И томленью, нетерпенью слуха
Было слышно, как у двери,
Вся напряжена,
Глухо
Переминалась тишина.

И тянулась нудная обуза.
Вдруг - и синевы края...
Ближе... блуза... чья-то блуза...
Синяя... Твоя! Твоя!

Дверь шушукнула,- и, как во сне, я
Сладко затуманилась в сиянье дня.
Подошел... прильнул и ну, синея,
Обнимать и обнимать меня...
Обнимал ты... И со страстью жадной
Я взглянула на тебя, и - ах!
Ах, и как я обозналась, ненаглядный,
Это вечер обнимал меня впотьмах!

                Пародия
Глаза свои волью в окно,
И, взяв с надеждой робкой сонник,
Буду мечтать лишь об одном,
Всосав губами подоконник...
Я в серых сумерках, одна,
Вся из сомнений, слез и страха,
Но,чу! Спасенье! Борода
Твоя, возникшая из мрака...
Ты вырос, как из-под земли,
Из ничего, как будто свыше!
И застят взор штаны твои,
О, да!
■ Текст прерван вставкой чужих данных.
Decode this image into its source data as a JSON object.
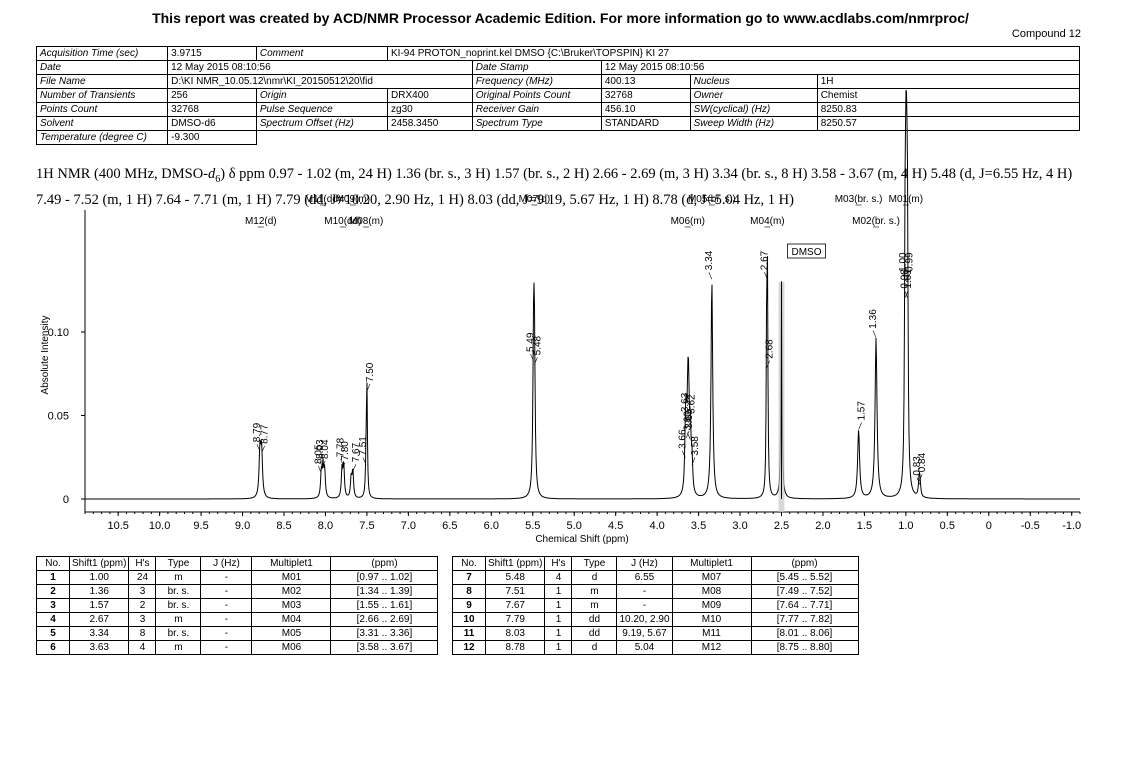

Твои, они все ближе.
Вот ты вошел, как гордый лев,
Шушукнув дверью, сильно, властно,
Потом, слегка позеленев,
 Обнял меня, забившись страстно,
В ужасном приступе, но -Ах!
Как я жестоко обозналась!
Бутылку ты держал в штанах,
И в ней на донышке осталось...
     И вновь звучала музыка, после был разговор с психологом о толковании сновидений; с сексопатологом по поводу тревожного ожидания сексуальной неудачи - традиционные, новые и новейшие техники; с молодым композитором Розеном, утверждающим, что он происходит именно из того знаменитого рода фон Розенов - декабристов. Весь этот двухчасовой бред был сочинен Ле накануне ночью, а сегодня ребята работали с листа, то есть без предварительной репетиции. Но эти двое понимали друг друга с полуслова и с полувзгляда, а импровизация и кураж были у них в крови. И студенты, вышедшие на субботник, кажется, забыли основную цель мероприятия, смеялись, да нет, просто ржали от души.